米悅剛好準備下車,聞言扭過臉那張冷峻而充滿男人氣息的臉,“彼此彼此,我米悅丟不起剛結婚的老公出—軌的臉,所以我不管你跟那位顧太太究竟是親妹妹還是幹妹妹,在你的名字寫在我的配偶欄上的那段時間,也請你安分點。”
男人眼皮都沒有抬起,“四年前守不住自己的楨襙,四年後保不住喜歡的男人,你爸一死你就隻是一條案板上的魚,你哪裏來的資格問我要這段合作關係裏的麵子?”
他一番話說得波瀾不驚,米悅一張漂亮的臉卻是猛然的大變,手緊緊的攥成拳,“盛西爵,我警告你,不要再提起四年前的事情,也不要時時刻刻的提醒我你他媽的是個強女幹犯!”
男人板寸頭下一雙黑洞般的深眸仿佛要鑽進她的眼睛最底處,“有這個骨氣,別求我。”他的臉上漾起邪氣十足又冰冷的不屑,望著她因為氣憤和恥辱而紅了的眼圈,輕聲慢語一字一頓,“米悅,你那副處子之身對我而言遠遠不抵四年。”
車門關上,離開,然後消失。
米悅一個人在路邊站了很久,眼眶越來越紅卻始終沒有眼淚掉下來。
她失去她的童貞,失去她的愛情。
他在監獄裏待了四年。
他們之間是迫不得已的合作,是深入骨髓卻不形色的彼此厭惡。
…………
天色已經徹底的暗了下來。
晚安回到別墅裏,沒有去書房也沒有回臥室,抱著沙發上的抱枕在客廳看電視,大大的屏幕裏放著沒有營養卻異常熱鬧的綜藝節目。
直到十點,她自覺的關掉電視起身回臥室洗澡。
出來的時候,一直待在書房處理公事的男人也回來了。
晚安掀開被子尚了床,自己把手機關掉了,朝他說話卻沒有看他,“不早了,你洗完澡也睡吧。”
“給我拿衣服。”
晚安看他一眼,本來想說一聲你為什麼不自己拿,但話到嘴邊還是收了回去,又重新踩上拖鞋下床,朝著放睡袍和內褲的櫃子方向走去。

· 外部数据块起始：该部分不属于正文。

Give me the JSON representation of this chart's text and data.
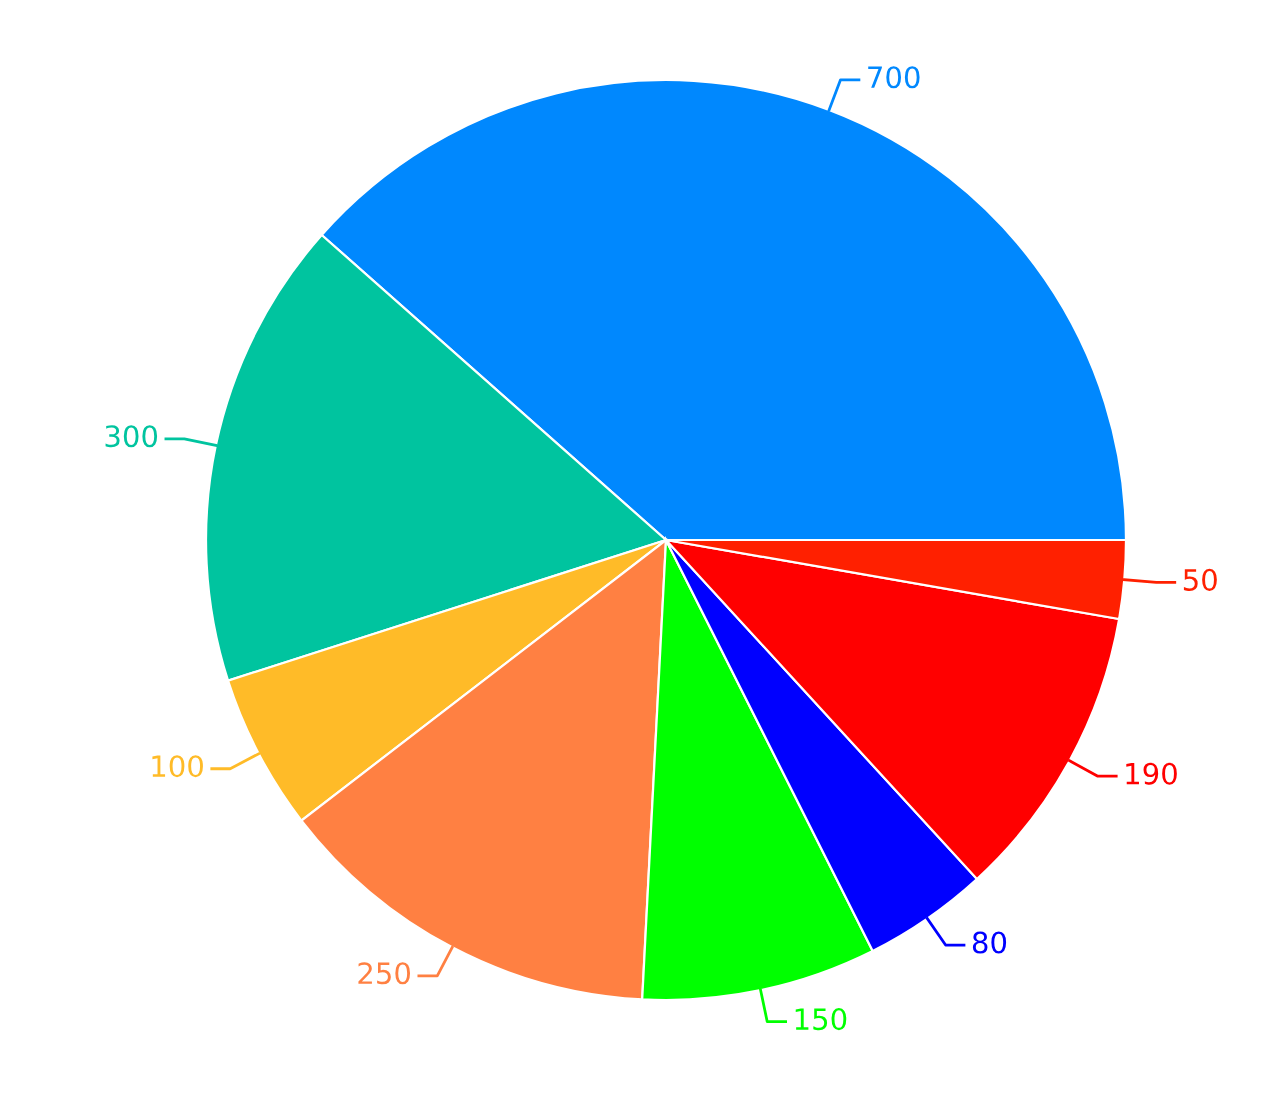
{
  "chart_data": {
    "type": "pie",
    "categories": [
      null,
      null,
      null,
      null,
      null,
      null,
      null,
      null
    ],
    "values": [
      700,
      300,
      100,
      250,
      150,
      80,
      190,
      50
    ],
    "colors": [
      "#0088fe",
      "#00c49f",
      "#ffbb28",
      "#ff8042",
      "#00ff00",
      "#0000ff",
      "#ff0000",
      "#ff2000"
    ],
    "data_labels": true
  }
}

還沒穿過床尾,就被男人長臂一伸撈進了懷裏,低頭無言而自然的吻上。
仿佛是多年的老夫老妻,自然得默契。
晚安被吻了一會兒就被壓尚了床褥上,她不得不推開他的身子提醒道,“你該洗澡了,明天要上班。”
手腕被壓到頭頂上,他一邊吻著一邊低聲模糊道,“我想,”他埋首吻著她的鎖骨和敏感的柔軟處,“晚點再洗。”
晚安蹙眉,心尖仿佛被蜜蜂蜇了一下,說不出來的感覺。
顧南城吻了一會兒,忽然停了下來。
英俊的甚至殘留著情慾的臉在燈光下忽明忽暗,盯著她安安靜靜似在出神的臉,耐著性子也擋不住那股隱隱要流露出來的不耐煩,“慕晚安,你是準備以後跟我親熱也要一直裝屍體?”
躺在他身下一副任他為所欲為的樣子,好像是天大的犧牲。
晚安的眼睛動了動,望著他的臉,“我今天沒心情……下次行不行?”
顧南城看著她沒脾氣的樣子,心頭的火卻是越燒越旺,俊美緊繃著,麵無表情的問道,“你沒心情,我今晚很有心情。”
晚安呼吸頓了下,淡淡道,“我人在這裏,沒說不給不行,你想要可以直接來。”
他一臉風雨欲來的表情,晚安不溫不火的道,“沒心情就是沒心情,你要知道我想的時候你也不是時時刻刻都能夠滿足我,跟你比,我已經很厚道了。”